Si vous voulez, amis, prendre un beau passe-temps,
Allez tous à l’Opéra, à San-Mose ;
Outre le chant et la danse, vous y trouverez
De quoi contenter, tant qu’il vous plaira, le cas.

De fraîches moniches il y a là un déluge,
À étancher la soif de mille cas.
Pour bien foutre en moniches voilà le bon endroit,
Et qui ne fout est un grand viédaze.

Disons-le net, il n’a ni cœur ni brio,
Quand se trouvant près de celle-ci ou de cette autre,
Il reste là planté comme un lapin.

Pâris donnerait la pomme à la plus belle,
Et moi à la Clémentina, oui, par Dieu !
Au lieu d’une pomme je lui donnerai le gland.

SUR LE MÊME SUJET

Je dis qu’une vaillante ballerine,
Qui est svelte, gracieuse et jeunette,

Est une créature qui tant vous fait plaisir,
Qu’on la peut appeler objet divin.

Ce pied mignon, cette petite jambe,
Ce gentil corsage serré à la taille,
Font voir qu’elle est une œuvre parfaite,
Et d’une chair délicate et fine.

Il me semble qu’il jouit du vrai et parfait bonheur,
L’homme qui déguste une si délicate bouchée,
Et qu’au monde il n’est pas de plus grand régal.

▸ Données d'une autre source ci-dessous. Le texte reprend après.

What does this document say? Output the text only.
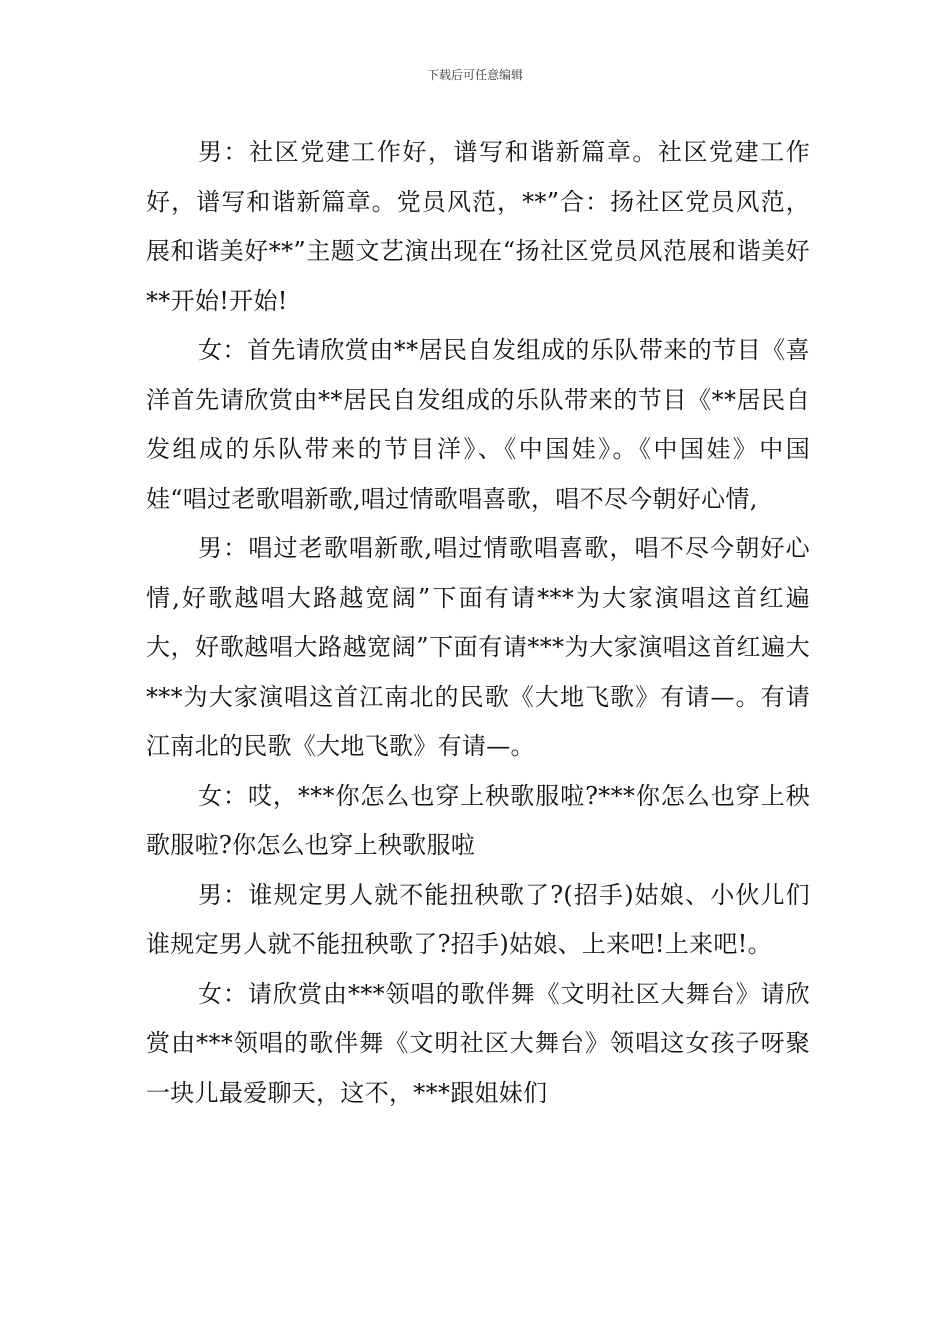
下载后可任意编辑

男：社区党建工作好，谱写和谐新篇章。社区党建工作好，谱写和谐新篇章。党员风范，**”合：扬社区党员风范，展和谐美好**”主题文艺演出现在“扬社区党员风范展和谐美好**开始!开始!

女：首先请欣赏由**居民自发组成的乐队带来的节目《喜洋首先请欣赏由**居民自发组成的乐队带来的节目《**居民自发组成的乐队带来的节目洋》、《中国娃》。《中国娃》中国娃“唱过老歌唱新歌,唱过情歌唱喜歌，唱不尽今朝好心情,

男：唱过老歌唱新歌,唱过情歌唱喜歌，唱不尽今朝好心情,好歌越唱大路越宽阔”下面有请***为大家演唱这首红遍大，好歌越唱大路越宽阔”下面有请***为大家演唱这首红遍大***为大家演唱这首江南北的民歌《大地飞歌》有请—。有请江南北的民歌《大地飞歌》有请—。

女：哎，***你怎么也穿上秧歌服啦?***你怎么也穿上秧歌服啦?你怎么也穿上秧歌服啦

男：谁规定男人就不能扭秧歌了?(招手)姑娘、小伙儿们谁规定男人就不能扭秧歌了?招手)姑娘、上来吧!上来吧!。

女：请欣赏由***领唱的歌伴舞《文明社区大舞台》请欣赏由***领唱的歌伴舞《文明社区大舞台》领唱这女孩子呀聚一块儿最爱聊天，这不，***跟姐妹们
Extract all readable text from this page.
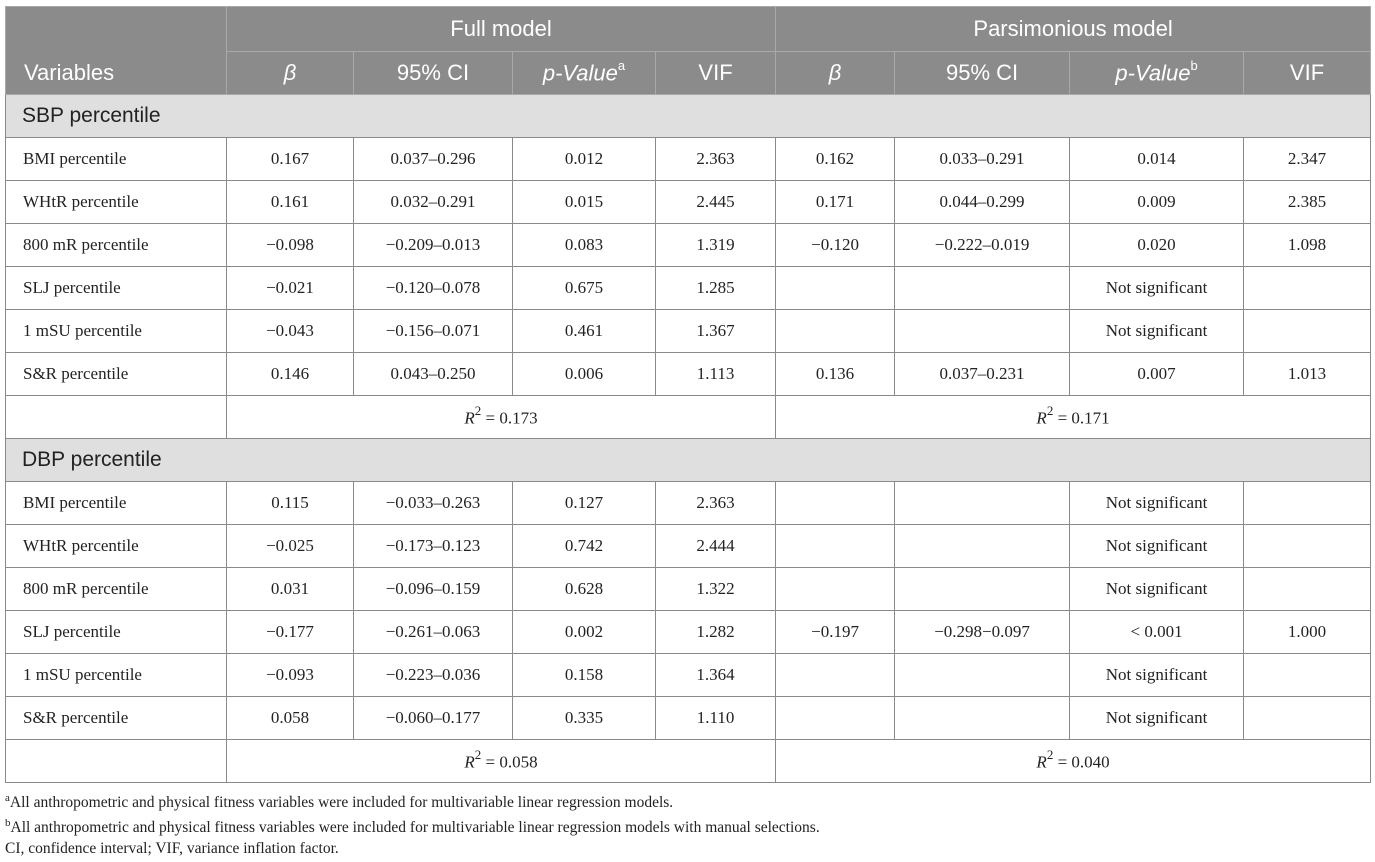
Variables	Full model				Parsimonious model			
	β	95% CI	p-Value$^a$	VIF	β	95% CI	p-Value$^b$	VIF
SBP percentile								
BMI percentile	0.167	0.037–0.296	0.012	2.363	0.162	0.033–0.291	0.014	2.347
WHtR percentile	0.161	0.032–0.291	0.015	2.445	0.171	0.044–0.299	0.009	2.385
800 mR percentile	−0.098	−0.209–0.013	0.083	1.319	−0.120	−0.222–0.019	0.020	1.098
SLJ percentile	−0.021	−0.120–0.078	0.675	1.285			Not significant	
1 mSU percentile	−0.043	−0.156–0.071	0.461	1.367			Not significant	
S&R percentile	0.146	0.043–0.250	0.006	1.113	0.136	0.037–0.231	0.007	1.013
	$R^2 = 0.173$				$R^2 = 0.171$			
DBP percentile								
BMI percentile	0.115	−0.033–0.263	0.127	2.363			Not significant	
WHtR percentile	−0.025	−0.173–0.123	0.742	2.444			Not significant	
800 mR percentile	0.031	−0.096–0.159	0.628	1.322			Not significant	
SLJ percentile	−0.177	−0.261–0.063	0.002	1.282	−0.197	−0.298−0.097	< 0.001	1.000
1 mSU percentile	−0.093	−0.223–0.036	0.158	1.364			Not significant	
S&R percentile	0.058	−0.060–0.177	0.335	1.110			Not significant	
	$R^2 = 0.058$				$R^2 = 0.040$			
$^a$All anthropometric and physical fitness variables were included for multivariable linear regression models.
$^b$All anthropometric and physical fitness variables were included for multivariable linear regression models with manual selections.
CI, confidence interval; VIF, variance inflation factor.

Si une ballerine s’était trouvée là,
Quand Jupiter s’est changé en oiseau,
C’est elle qu’il eût enfilée, et pas une autre.

MÊME SUJET

Pour ses méchant vingt-trois sous,
Manger une merveilleuse salade,
Du pain, du rôti, boire en désespéré,
Regarder les ballets, écouter la musique ;

Se placer à une table, commodément assis,
Avoir à son côté sa grande gourgandine,
Patiner d’une main libre, par-ci par-là,
Et le cu-cul et la moniche et les tétins ;

Certes, il me semble fou à lier,
L’homme qui pour vingt-trois sous, au jour d’à présent,
Ne jouit pas de ces délices à pleine panse ;

Mais me survient une fort morale réflexion :

Les vingt-trois sous, à peine si je les compte,
Je songe aux vingt-quatre que j’ai encore.